Нет, конечно, Женевьева тоже получала цветы. Обычно это были романтические букеты или цветы приглушенных, нежных тонов, ничего яркого. Ее поклонники полагали, будто Женевьева Эверси предпочитает цветы, собранные на лугу. Летние цветы, намного более практичные, милые и спокойные.
Изольда обратила свой взгляд на дочь.
– В чем дело? – отрывисто спросила она.
– Ни в чем, мама.
– Ты выглядишь больной. Бледная, как полотно, даже позеленела немного. Попрошу Гарриет приготовить тебе настой.
Итак, ее сердце было разбито самым жестоким образом, а теперь ее через несколько часов отравит кухарка своим ядовитым зельем. Данте был бы вдохновлен.
– Тогда я уж точно заболею, мама, – с тихим отчаянием ответила Женевьева.
Однако надежды не было: мать уже приняла окончательное решение.

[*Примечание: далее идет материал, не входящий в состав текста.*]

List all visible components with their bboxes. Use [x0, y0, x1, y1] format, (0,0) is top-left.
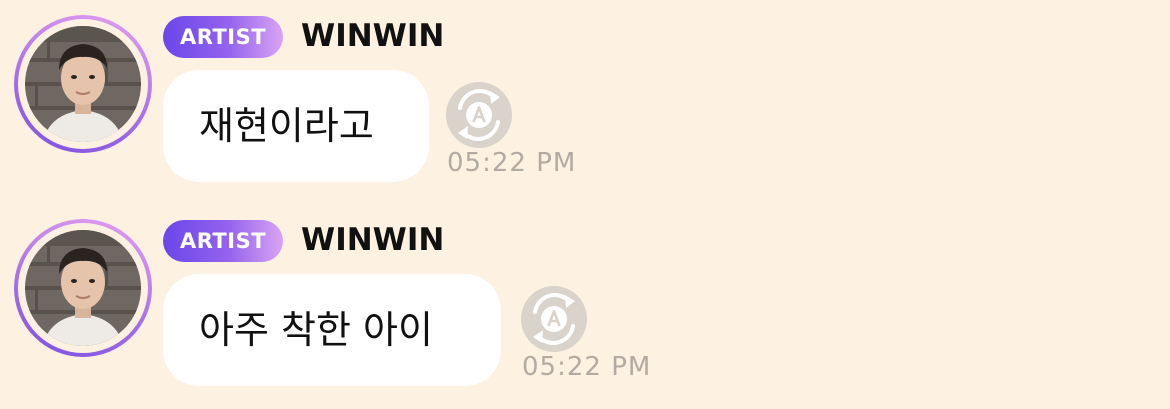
sender-name[interactable]: WINWIN [301, 14, 444, 58]
message-bubble[interactable]: 재현이라고 [163, 70, 429, 182]
sender-name[interactable]: WINWIN [301, 218, 444, 262]
translate-button[interactable] [521, 286, 587, 352]
message-bubble[interactable]: 아주 착한 아이 [163, 274, 501, 386]
translate-a-icon [533, 293, 575, 345]
translate-button[interactable] [446, 82, 512, 148]
message-timestamp: 05:22 PM [522, 352, 652, 382]
avatar[interactable] [14, 219, 152, 357]
chat-message: ARTIST WINWIN 재현이라고 05:22 PM [0, 12, 1170, 192]
avatar-photo [25, 230, 141, 346]
artist-badge: ARTIST [163, 16, 283, 58]
artist-badge: ARTIST [163, 220, 283, 262]
message-timestamp: 05:22 PM [447, 148, 577, 178]
translate-a-icon [458, 89, 500, 141]
avatar-photo [25, 26, 141, 142]
chat-message: ARTIST WINWIN 아주 착한 아이 05:22 PM [0, 216, 1170, 396]
avatar[interactable] [14, 15, 152, 153]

– Сегодня просто прекрасный день для прогулки, Женевьева, – с подозрительным оживлением продолжала миссис Эверси.
– Нет, – возразила Женевьева.
По ее мнению, во время прогулок случались ужасные вещи. Она бы согласилась пойти прогуляться, только если бы дорога увела ее как можно дальше отсюда, например, к утесам Дувра.
– Знаю, что ты уже выходила, но пребывание на свежем воздухе тебе не повредит. – Миссис Эверси была совершенно глуха к возражениям дочери. – Думаю, было бы неплохо, если бы вы, молодые люди, взяли с собой герцога (конечно, строго говоря, герцог уже не был так молод) и показали ему развалины. А то скоро пойдут дожди, и холм превратится в кучу грязи.
Женевьева пришла в ужас. Нет, нет, только не это. Сейчас ей больше всего хотелось закрыться в своей комнате, улечься на кровать, обхватив себя руками, чтобы приглушить боль. Вряд ли ей удалось бы заплакать. Не сейчас, возможно, это случится позднее.
А теперь каждый звук, взгляд или ощущение словно острыми иглами пронзали ее. Ей было невыносимо больно. Она была не в состоянии заставить себя беседовать с герцогом Фоконбриджем.
Честно говоря, ей следует навестить своего кузена Адама, викария, чтобы поведать ему о своих грехах (если она их совершила, то они вряд ли уж такие ужасные?) и понять, какой именно отправил ее прямиком в чистилище, возможно, все вместе. Наверное, если вы долгое время не каетесь даже в мелких грешках, наказание будет суровым и внезапным.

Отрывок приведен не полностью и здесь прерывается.